Photo courtesy of Ginghamsburg United Methodist Church.

Photo courtesy of Ginghamsburg United Methodist Church.

In 2011, Ginghamsburg extended its work in East Africa into South Sudan, the newest country on the planet, by building a primary health care unit (PHCU) that is serving 15,000 South Sudanese. Via the UMCOR partnership, Ginghamsburg’s project has trained 46 community health workers and traditional birth attendants. A second PHCU is now under construction, and health worker training is expanding. Access to safe water is also a critical component in South Sudan, so the project has implemented boreholes to serve households located in the health unit’s vicinity, as well as 350 household latrines.

Safe water is the most critical health need in the region and undergirds all of Ginghamsburg’s work in Sudan and South Sudan. Unsafe water results in poor health, disease, and sometimes even outbreaks of violence over scarce resources. Common problems include humans and livestock sharing the same water sources and, in the more arid Darfur, children traveling up to eight miles (in one direction) by foot or donkey to collect unhealthy groundwater in five-gallon jerry cans.

In Darfur, the water yards have been constructed near the IDP camps and villages serving children in the child protection and development project so that children may remain in school rather than travel for hours each day through unsafe territory to retrieve water for their families. Latrines and hygiene training are additional key components to the safe water initiatives.

Ginghamsburg has also witnessed how critical safe water sources are to the rebirth of communities that have been decimated by violence. In November of 2009, the Ginghamsburg team visited a village called Deriga, which has been redubbed “Ohio 2” by the villagers. (Ginghamsburg is typically known as the “Church in Ohio” since the Sudanese struggle with pronouncing the name Ginghamsburg.) In 2006, Deriga was burned to the ground by a militia attack. The few remaining villagers, hearing of Ginghamsburg’s work in the region, persistently approached Ginghamsburg and UMCOR asking for the construction of a water yard. All initial petitions were turned down due to the complete devastation of the town and few remaining occupants. However, persistence paid off.

In the spring of 2008, water yard construction began. As soon as the drilling started, 5,000 people returned to the village. School construction followed next, and the population swelled to 11,000. An agriculture program has also been implemented, and the village now boasts a population of 20,000 — more people than the town’s population before its decimation.

Surrounded by soy bean fields, the people of Ginghamsburg Church are constantly reminded that they are an ordinary church that serves an extraordinary God. The true greatness of any local church is measured by how many of its attendees are committed disciples, or those who are willing to live more simply and sacrificially so that other people can simply live.

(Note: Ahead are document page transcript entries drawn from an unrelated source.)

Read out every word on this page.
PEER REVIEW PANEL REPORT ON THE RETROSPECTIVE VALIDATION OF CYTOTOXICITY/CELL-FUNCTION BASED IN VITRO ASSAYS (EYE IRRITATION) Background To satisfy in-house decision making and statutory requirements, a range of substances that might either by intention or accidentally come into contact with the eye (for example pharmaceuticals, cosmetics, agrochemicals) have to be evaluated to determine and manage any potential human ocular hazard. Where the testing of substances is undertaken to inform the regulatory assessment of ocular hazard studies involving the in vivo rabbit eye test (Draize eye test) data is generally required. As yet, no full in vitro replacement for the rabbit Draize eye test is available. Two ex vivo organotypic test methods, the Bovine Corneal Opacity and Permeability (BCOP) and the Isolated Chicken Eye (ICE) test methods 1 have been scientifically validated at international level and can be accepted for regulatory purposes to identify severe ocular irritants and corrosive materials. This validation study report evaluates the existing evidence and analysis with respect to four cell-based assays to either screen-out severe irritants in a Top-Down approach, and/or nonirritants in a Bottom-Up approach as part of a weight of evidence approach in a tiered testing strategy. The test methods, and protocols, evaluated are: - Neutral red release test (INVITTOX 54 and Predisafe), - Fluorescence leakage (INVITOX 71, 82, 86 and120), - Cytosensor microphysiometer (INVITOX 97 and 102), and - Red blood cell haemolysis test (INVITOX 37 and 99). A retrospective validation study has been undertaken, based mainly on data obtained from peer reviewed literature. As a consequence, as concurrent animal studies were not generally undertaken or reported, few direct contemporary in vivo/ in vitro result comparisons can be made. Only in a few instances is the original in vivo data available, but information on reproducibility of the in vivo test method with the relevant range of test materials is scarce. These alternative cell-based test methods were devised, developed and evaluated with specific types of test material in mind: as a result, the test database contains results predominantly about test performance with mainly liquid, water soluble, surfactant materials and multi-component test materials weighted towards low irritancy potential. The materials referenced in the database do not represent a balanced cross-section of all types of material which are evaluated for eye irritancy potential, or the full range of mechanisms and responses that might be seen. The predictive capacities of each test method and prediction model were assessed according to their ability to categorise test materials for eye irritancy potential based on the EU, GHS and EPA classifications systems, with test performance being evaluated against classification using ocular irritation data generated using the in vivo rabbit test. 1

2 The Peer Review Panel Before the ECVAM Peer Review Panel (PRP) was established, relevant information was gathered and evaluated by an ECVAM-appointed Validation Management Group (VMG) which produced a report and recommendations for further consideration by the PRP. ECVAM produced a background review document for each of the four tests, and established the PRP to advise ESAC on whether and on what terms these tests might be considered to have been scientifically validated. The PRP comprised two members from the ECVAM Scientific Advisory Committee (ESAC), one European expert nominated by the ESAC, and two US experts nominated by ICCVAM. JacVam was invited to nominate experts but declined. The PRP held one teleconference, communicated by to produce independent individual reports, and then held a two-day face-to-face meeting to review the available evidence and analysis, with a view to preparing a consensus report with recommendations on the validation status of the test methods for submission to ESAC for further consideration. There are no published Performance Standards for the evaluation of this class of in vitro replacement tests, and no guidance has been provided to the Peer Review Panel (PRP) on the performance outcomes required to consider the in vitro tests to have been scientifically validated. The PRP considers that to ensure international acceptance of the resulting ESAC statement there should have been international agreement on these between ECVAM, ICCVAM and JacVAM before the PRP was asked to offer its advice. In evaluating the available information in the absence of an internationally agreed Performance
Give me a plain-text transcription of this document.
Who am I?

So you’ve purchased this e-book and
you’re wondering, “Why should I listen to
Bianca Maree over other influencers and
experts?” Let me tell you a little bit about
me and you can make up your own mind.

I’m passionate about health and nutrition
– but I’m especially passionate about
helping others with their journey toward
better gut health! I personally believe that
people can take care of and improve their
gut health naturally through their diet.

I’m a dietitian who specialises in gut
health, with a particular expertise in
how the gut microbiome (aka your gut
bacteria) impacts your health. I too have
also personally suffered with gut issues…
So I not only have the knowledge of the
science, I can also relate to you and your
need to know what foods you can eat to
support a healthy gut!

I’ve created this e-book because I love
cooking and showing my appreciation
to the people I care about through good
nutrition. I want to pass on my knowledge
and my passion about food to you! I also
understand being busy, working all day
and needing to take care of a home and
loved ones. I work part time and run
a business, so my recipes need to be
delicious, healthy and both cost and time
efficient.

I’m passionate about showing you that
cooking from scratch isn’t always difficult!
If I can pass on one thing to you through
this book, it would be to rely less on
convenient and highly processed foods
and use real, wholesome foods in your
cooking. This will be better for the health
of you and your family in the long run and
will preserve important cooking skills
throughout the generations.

The church’s next call, while continuing its current work in Sudan, South Sudan, and Dayton, is to raise $1 million over the next five years within its largely blue collar congregation toward United Methodism’s Imagine No Malaria campaign. We have a special heart to serve South Sudan and it has not yet had a national distribution for Malaria nets. Ginghamsburg challenges other churches to step up and risk outward, not operating within the limited resources that attendees can count with human eyes but within the expansiveness of our unseen and limitless God.

Karen Smith is the Executive Director of Missional Operations for Ginghamsburg Church and acts as the team coordinator for the church’s executive team. She also partners with the ministry teams that define Ginghamsburg Church’s outward face to the local and global communities. These include print and web-based communications/marketing, media, missions, the church’s three affiliated 501c3 non-profit partners, and global resources and conferences.